John Meyer: electric guitar; Douglas Johnson: Clevinger bass; Michael Hovnanian: double bass; Tom Mendel: electric bass; Randy Farr: congas, percussion; Bob Garrett: drum kit, percussion.

Tritonium – third release by Chicago’s Gunnelpumpers – consists of three tracks lasting from 8 to 20 minutes, structured at large as groove-based improvisations. All those basses imply a cardinal one-word rendering, and that’s “clout”: the sound’s might is in fact hard-hitting, at times even overpowering in spite of various calmer sections where a subterraneously insidious heating process remains nevertheless discernible. An immediate reference coming to mind is Miles Davis circa Agharta (obviously minus the trumpet), with incidences ranging from King Crimson’s David Cross’ nervous viola in Larks’ Tongues In Aspic (the very beginning of “Sir Cirrus”) to the ceaseless propulsion of Rebop Kwaku Baah’s congas in many Traffic jams (pun intended).
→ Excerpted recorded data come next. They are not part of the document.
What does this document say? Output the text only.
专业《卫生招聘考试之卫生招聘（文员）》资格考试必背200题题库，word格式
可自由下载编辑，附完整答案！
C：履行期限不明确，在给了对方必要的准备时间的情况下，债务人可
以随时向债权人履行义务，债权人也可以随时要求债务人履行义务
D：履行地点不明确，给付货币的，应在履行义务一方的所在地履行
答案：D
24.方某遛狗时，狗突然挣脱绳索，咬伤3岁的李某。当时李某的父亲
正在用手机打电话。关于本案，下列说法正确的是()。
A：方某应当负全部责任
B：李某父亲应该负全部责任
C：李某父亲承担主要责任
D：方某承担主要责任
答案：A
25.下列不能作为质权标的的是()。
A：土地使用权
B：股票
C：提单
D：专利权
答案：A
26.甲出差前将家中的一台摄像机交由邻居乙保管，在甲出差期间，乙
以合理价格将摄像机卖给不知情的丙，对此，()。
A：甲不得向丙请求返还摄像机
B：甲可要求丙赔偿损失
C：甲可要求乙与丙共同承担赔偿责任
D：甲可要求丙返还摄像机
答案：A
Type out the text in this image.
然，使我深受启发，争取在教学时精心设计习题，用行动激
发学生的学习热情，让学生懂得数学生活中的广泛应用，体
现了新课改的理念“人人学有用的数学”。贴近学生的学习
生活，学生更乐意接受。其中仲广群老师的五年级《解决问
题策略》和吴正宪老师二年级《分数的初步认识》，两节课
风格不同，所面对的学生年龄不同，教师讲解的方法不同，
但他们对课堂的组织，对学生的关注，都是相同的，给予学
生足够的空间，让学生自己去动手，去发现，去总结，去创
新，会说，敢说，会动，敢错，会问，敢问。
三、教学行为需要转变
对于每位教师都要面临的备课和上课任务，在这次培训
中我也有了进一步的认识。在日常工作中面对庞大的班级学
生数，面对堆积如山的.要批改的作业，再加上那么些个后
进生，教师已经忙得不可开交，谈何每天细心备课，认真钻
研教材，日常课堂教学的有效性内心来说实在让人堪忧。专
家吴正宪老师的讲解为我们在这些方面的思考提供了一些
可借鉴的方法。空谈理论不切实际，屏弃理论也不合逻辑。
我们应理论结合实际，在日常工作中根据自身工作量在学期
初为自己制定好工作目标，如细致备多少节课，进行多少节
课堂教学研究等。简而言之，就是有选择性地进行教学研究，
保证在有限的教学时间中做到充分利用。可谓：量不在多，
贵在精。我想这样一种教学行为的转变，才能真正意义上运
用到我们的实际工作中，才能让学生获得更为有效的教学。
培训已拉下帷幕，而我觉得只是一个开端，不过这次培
The alternance of binary and ternary rhythms at the flick of a switch, the galvanic matter generated by the acid timbres of Meyer’s guitars and the different embodiments of the basses – Johnson’s Clevinger often screeching and snarling like a bad beast – warrant active engagement for the listener, thus overcoming the few moments of “what now?” indecisiveness.